After 14 years in local government – five as mayor, eight as deputy and one as councillor – former Goulburn Mulwaree Mayor and current councillor Bob Kirk thought he had seen it all.
That was until the mayoral vote went in his former deputy Peter Walker’s favour five-to-four, which has left Cr Kirk perplexed by the actions of the five councillors who decided to vote against him.
“It’s change for the sake of change,” Cr Kirk said.
“By any rationale it was surprising. I keep failing to find any reason, and I don’t think anybody out there has been able to find a reason as to why any change was necessary.
“I don’t deserve an answer, I think the community deserves an answer. That’s my point.”
Cr Kirk believes the councillors have an obligation to the community to publicly explain their decision.
“I know a lot of people who thought that their vote was a vote for mayor and they were obviously endorsing that but we know that it’s not,” he said.
“The councillors have made their decision and choice for their reasons, and those reasons people deserve to know.”
One of the central issues raised over Cr Kirk’s time as mayor was the deterioration of the relationship with the operators of Wakefield Park and Cr Kirk finds that reasoning puzzling.
“It is an issue and it’s one of any number of issues that council has to deal with. It wasn’t something that should make or break the position of the mayor in my view,” said Cr Kirk.
“Our discussion on the status of the Wakefield Park position, like a whole range of other matters that were mentioned on the night, are routine matters where the mayor is only one person at the end of the day who only has one vote.
“There was never anyone on council that wanted to see anything adversely happen to Wakefield Park, they just had to make a decision in the best interests of the community,” he said.
Cr Kirk also raised the impact of party politics in local government and, while not explicitly stating it, it seems he believes it influenced his demise as mayor.
“There is no necessity for party politics in local government,” he said.
“If they’re there to give priority to party policies or party preferences or party anything, then they’re in the wrong job because we’re all on the same team on a council.”
While he is still finding it difficult to stomach his loss, Cr Kirk says he has had “enough sour grapes” and it’s now time to move forward.
“The decision has been made, I’m still a councillor.
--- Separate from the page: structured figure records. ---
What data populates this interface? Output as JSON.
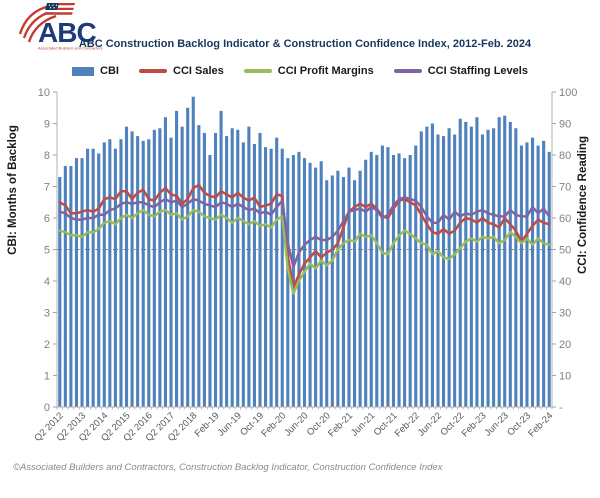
{
  "header": {
    "logo_text": "ABC",
    "logo_tagline": "Associated Builders and Contractors",
    "title": "ABC Construction Backlog Indicator & Construction Confidence Index, 2012-Feb. 2024"
  },
  "footer": {
    "text": "©Associated Builders and Contractors, Construction Backlog Indicator, Construction Confidence Index"
  },
  "colors": {
    "bar_blue": "#4f81bd",
    "sales_red": "#be4b48",
    "profit_green": "#9bbb59",
    "staffing_purple": "#8064a2",
    "title_navy": "#17375e",
    "axis_text_gray": "#808080",
    "x_label_gray": "#595959",
    "axis_line_gray": "#b3b3b3"
  },
  "chart_data": {
    "type": "bar",
    "subtype": "bar-line-combo",
    "title": "ABC Construction Backlog Indicator & Construction Confidence Index, 2012-Feb. 2024",
    "left_axis": {
      "label": "CBI: Months of Backlog",
      "range": [
        0,
        10
      ],
      "tick_step": 1
    },
    "right_axis": {
      "label": "CCI: Confidence Reading",
      "range": [
        0,
        100
      ],
      "tick_step": 10,
      "zero_label": "-"
    },
    "reference_line": {
      "axis": "right",
      "value": 50,
      "style": "dotted"
    },
    "x_label_step": 4,
    "x_labels": [
      "Q2 2012",
      "Q2 2013",
      "Q2 2014",
      "Q2 2015",
      "Q2 2016",
      "Q2 2017",
      "Q2 2018",
      "Feb-19",
      "Jun-19",
      "Oct-19",
      "Feb-20",
      "Jun-20",
      "Oct-20",
      "Feb-21",
      "Jun-21",
      "Oct-21",
      "Feb-22",
      "Jun-22",
      "Oct-22",
      "Feb-23",
      "Jun-23",
      "Oct-23",
      "Feb-24"
    ],
    "series": [
      {
        "name": "CBI",
        "type": "bar",
        "axis": "left",
        "color": "#4f81bd",
        "values": [
          7.3,
          7.65,
          7.65,
          7.9,
          7.9,
          8.2,
          8.2,
          8.05,
          8.4,
          8.5,
          8.2,
          8.5,
          8.9,
          8.75,
          8.6,
          8.45,
          8.5,
          8.8,
          8.85,
          9.2,
          8.55,
          9.4,
          8.9,
          9.5,
          9.85,
          8.95,
          8.7,
          8.0,
          8.7,
          9.4,
          8.6,
          8.85,
          8.8,
          8.4,
          8.9,
          8.35,
          8.7,
          8.25,
          8.2,
          8.55,
          8.2,
          7.9,
          8.0,
          8.1,
          7.9,
          7.75,
          7.6,
          7.8,
          7.2,
          7.35,
          7.5,
          7.3,
          7.6,
          7.2,
          7.5,
          7.85,
          8.1,
          8.0,
          8.3,
          8.25,
          8.0,
          8.05,
          7.9,
          8.0,
          8.3,
          8.75,
          8.9,
          9.0,
          8.65,
          8.6,
          8.85,
          8.65,
          9.15,
          9.05,
          8.9,
          9.2,
          8.65,
          8.8,
          8.85,
          9.2,
          9.25,
          9.05,
          8.85,
          8.3,
          8.4,
          8.55,
          8.3,
          8.45,
          8.1
        ]
      },
      {
        "name": "CCI Sales",
        "type": "line",
        "axis": "right",
        "color": "#be4b48",
        "values": [
          65,
          64,
          61.5,
          61.5,
          62,
          62.5,
          62,
          63,
          66,
          66.5,
          66,
          68.5,
          68.5,
          66,
          68,
          69,
          66,
          65.5,
          68,
          69.5,
          67.5,
          67,
          64.5,
          66,
          69.5,
          70.5,
          68,
          67,
          66.5,
          68.5,
          67.5,
          66.5,
          68,
          66.5,
          65.5,
          66.5,
          63.5,
          64,
          64.5,
          67.5,
          67,
          48,
          38,
          42,
          45.5,
          47.5,
          49.5,
          47.5,
          49,
          50,
          52,
          57,
          62,
          63.5,
          64.5,
          63.5,
          64.5,
          63,
          60.5,
          60,
          63,
          65.5,
          66,
          65,
          64,
          61,
          58,
          55.5,
          55,
          56.5,
          55,
          56,
          58.5,
          60,
          59.5,
          58.5,
          60,
          58.5,
          58,
          57,
          60,
          58,
          56,
          52.5,
          55,
          57.5,
          59.5,
          58.5,
          58
        ]
      },
      {
        "name": "CCI Profit Margins",
        "type": "line",
        "axis": "right",
        "color": "#9bbb59",
        "values": [
          56,
          55.5,
          54.5,
          54.5,
          54,
          55.5,
          55.5,
          56.5,
          58.5,
          59,
          58,
          60,
          61,
          60,
          61.5,
          62.5,
          61,
          60.5,
          62,
          62.5,
          61,
          61.5,
          59.5,
          60.5,
          62.5,
          62,
          60.5,
          60,
          59.5,
          61,
          60,
          58.5,
          60,
          59,
          58,
          59,
          57.5,
          58,
          57,
          59.5,
          60.5,
          44,
          36,
          40,
          43,
          45.5,
          44,
          46.5,
          45,
          46.5,
          50,
          52,
          53,
          52.5,
          55,
          54,
          54.5,
          52,
          49,
          48.5,
          52,
          54.5,
          56,
          55,
          53.5,
          52,
          51.5,
          48.5,
          49.5,
          47.5,
          47,
          48.5,
          50.5,
          52.5,
          53.5,
          52.5,
          54,
          53.5,
          54,
          52,
          53,
          55.5,
          54,
          52,
          53.5,
          51.5,
          53.5,
          52,
          51.5
        ]
      },
      {
        "name": "CCI Staffing Levels",
        "type": "line",
        "axis": "right",
        "color": "#8064a2",
        "values": [
          62,
          61.5,
          60,
          59.5,
          59.5,
          60,
          60,
          61,
          61,
          62.5,
          63,
          64.5,
          65,
          64.5,
          65,
          65,
          64,
          63.5,
          65,
          66,
          65,
          65.5,
          63.5,
          64.5,
          66,
          65.5,
          64.5,
          64,
          63.5,
          65,
          64.5,
          63.5,
          64.5,
          63.5,
          62.5,
          63,
          61.5,
          62,
          61,
          63.5,
          65.5,
          52,
          44.5,
          49,
          51.5,
          53,
          54,
          53,
          53,
          54,
          56,
          59,
          62,
          62.5,
          63,
          62,
          63.5,
          62.5,
          60,
          61,
          64,
          66,
          66.5,
          66,
          65.5,
          63.5,
          60.5,
          58.5,
          58.5,
          61,
          59.5,
          62,
          60.5,
          61.5,
          61,
          62,
          62.5,
          61.5,
          61,
          60.5,
          60.5,
          62.5,
          61,
          60.5,
          60.5,
          63.5,
          61.5,
          63,
          60.5
        ]
      }
    ]
  }
}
Certainly, I’m aggrieved but I think it’s an insult to the community but as much to me as anyone else, and while I have that view, I have 4000 that voted for me and I have an obligation to fulfil their expectations,” he said.
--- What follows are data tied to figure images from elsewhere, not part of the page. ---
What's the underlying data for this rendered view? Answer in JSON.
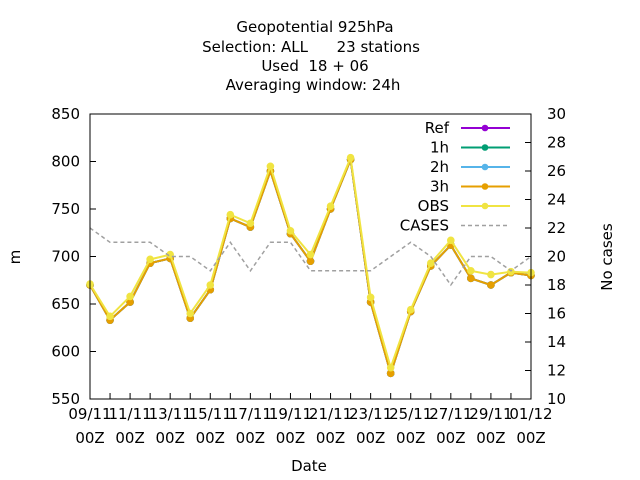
{
  "chart_data": {
    "type": "line",
    "title_lines": [
      "Geopotential 925hPa",
      "Selection: ALL      23 stations",
      "Used  18 + 06",
      "Averaging window: 24h"
    ],
    "xlabel": "Date",
    "ylabel": "m",
    "y2label": "No cases",
    "ylim": [
      550,
      850
    ],
    "y_ticks": [
      "550",
      "600",
      "650",
      "700",
      "750",
      "800",
      "850"
    ],
    "y2lim": [
      10,
      30
    ],
    "y2_ticks": [
      "10",
      "12",
      "14",
      "16",
      "18",
      "20",
      "22",
      "24",
      "26",
      "28",
      "30"
    ],
    "x_ticks": [
      {
        "date": "09/11",
        "time": "00Z"
      },
      {
        "date": "11/11",
        "time": "00Z"
      },
      {
        "date": "13/11",
        "time": "00Z"
      },
      {
        "date": "15/11",
        "time": "00Z"
      },
      {
        "date": "17/11",
        "time": "00Z"
      },
      {
        "date": "19/11",
        "time": "00Z"
      },
      {
        "date": "21/11",
        "time": "00Z"
      },
      {
        "date": "23/11",
        "time": "00Z"
      },
      {
        "date": "25/11",
        "time": "00Z"
      },
      {
        "date": "27/11",
        "time": "00Z"
      },
      {
        "date": "29/11",
        "time": "00Z"
      },
      {
        "date": "01/12",
        "time": "00Z"
      }
    ],
    "x": [
      "09/11 00Z",
      "10/11 00Z",
      "11/11 00Z",
      "12/11 00Z",
      "13/11 00Z",
      "14/11 00Z",
      "15/11 00Z",
      "16/11 00Z",
      "17/11 00Z",
      "18/11 00Z",
      "19/11 00Z",
      "20/11 00Z",
      "21/11 00Z",
      "22/11 00Z",
      "23/11 00Z",
      "24/11 00Z",
      "25/11 00Z",
      "26/11 00Z",
      "27/11 00Z",
      "28/11 00Z",
      "29/11 00Z",
      "30/11 00Z",
      "01/12 00Z"
    ],
    "legend_position": "top-right",
    "series": [
      {
        "name": "Ref",
        "color": "#9400d3",
        "axis": "y",
        "marker": true,
        "dashed": false,
        "values": [
          670,
          633,
          652,
          693,
          698,
          635,
          665,
          740,
          731,
          790,
          724,
          695,
          750,
          802,
          652,
          577,
          642,
          690,
          712,
          677,
          670,
          683,
          680
        ]
      },
      {
        "name": "1h",
        "color": "#009e73",
        "axis": "y",
        "marker": true,
        "dashed": false,
        "values": [
          670,
          633,
          652,
          693,
          698,
          635,
          665,
          740,
          731,
          790,
          724,
          695,
          750,
          802,
          652,
          577,
          642,
          690,
          712,
          677,
          670,
          683,
          680
        ]
      },
      {
        "name": "2h",
        "color": "#56b4e9",
        "axis": "y",
        "marker": true,
        "dashed": false,
        "values": [
          670,
          633,
          652,
          693,
          698,
          635,
          665,
          740,
          731,
          790,
          724,
          695,
          750,
          802,
          652,
          577,
          642,
          690,
          712,
          677,
          670,
          683,
          680
        ]
      },
      {
        "name": "3h",
        "color": "#e69f00",
        "axis": "y",
        "marker": true,
        "dashed": false,
        "values": [
          670,
          633,
          652,
          693,
          698,
          635,
          665,
          740,
          731,
          790,
          724,
          695,
          750,
          802,
          652,
          577,
          642,
          690,
          712,
          677,
          670,
          683,
          680
        ]
      },
      {
        "name": "OBS",
        "color": "#f0e442",
        "axis": "y",
        "marker": true,
        "dashed": false,
        "values": [
          671,
          637,
          658,
          697,
          702,
          640,
          670,
          744,
          735,
          795,
          727,
          702,
          753,
          804,
          657,
          583,
          644,
          693,
          717,
          685,
          681,
          684,
          683
        ]
      },
      {
        "name": "CASES",
        "color": "#a0a0a0",
        "axis": "y2",
        "marker": false,
        "dashed": true,
        "values": [
          22,
          21,
          21,
          21,
          20,
          20,
          19,
          21,
          19,
          21,
          21,
          19,
          19,
          19,
          19,
          20,
          21,
          20,
          18,
          20,
          20,
          19,
          20
        ]
      }
    ]
  }
}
“I’m still a councillor and I’ll be the best councillor in the house.”
New Mayor Peter Walker held no concerns regarding his ability to work alongside Cr Kirk, but did admit he was growing tired of the discussion.
“Of course, we can move forward. I expect them to move forward, it’s fine,” he said.
“Everyone is entitled to have an opinion. I stood for the position on the format and platform that I put forward and we’re just moving forward.”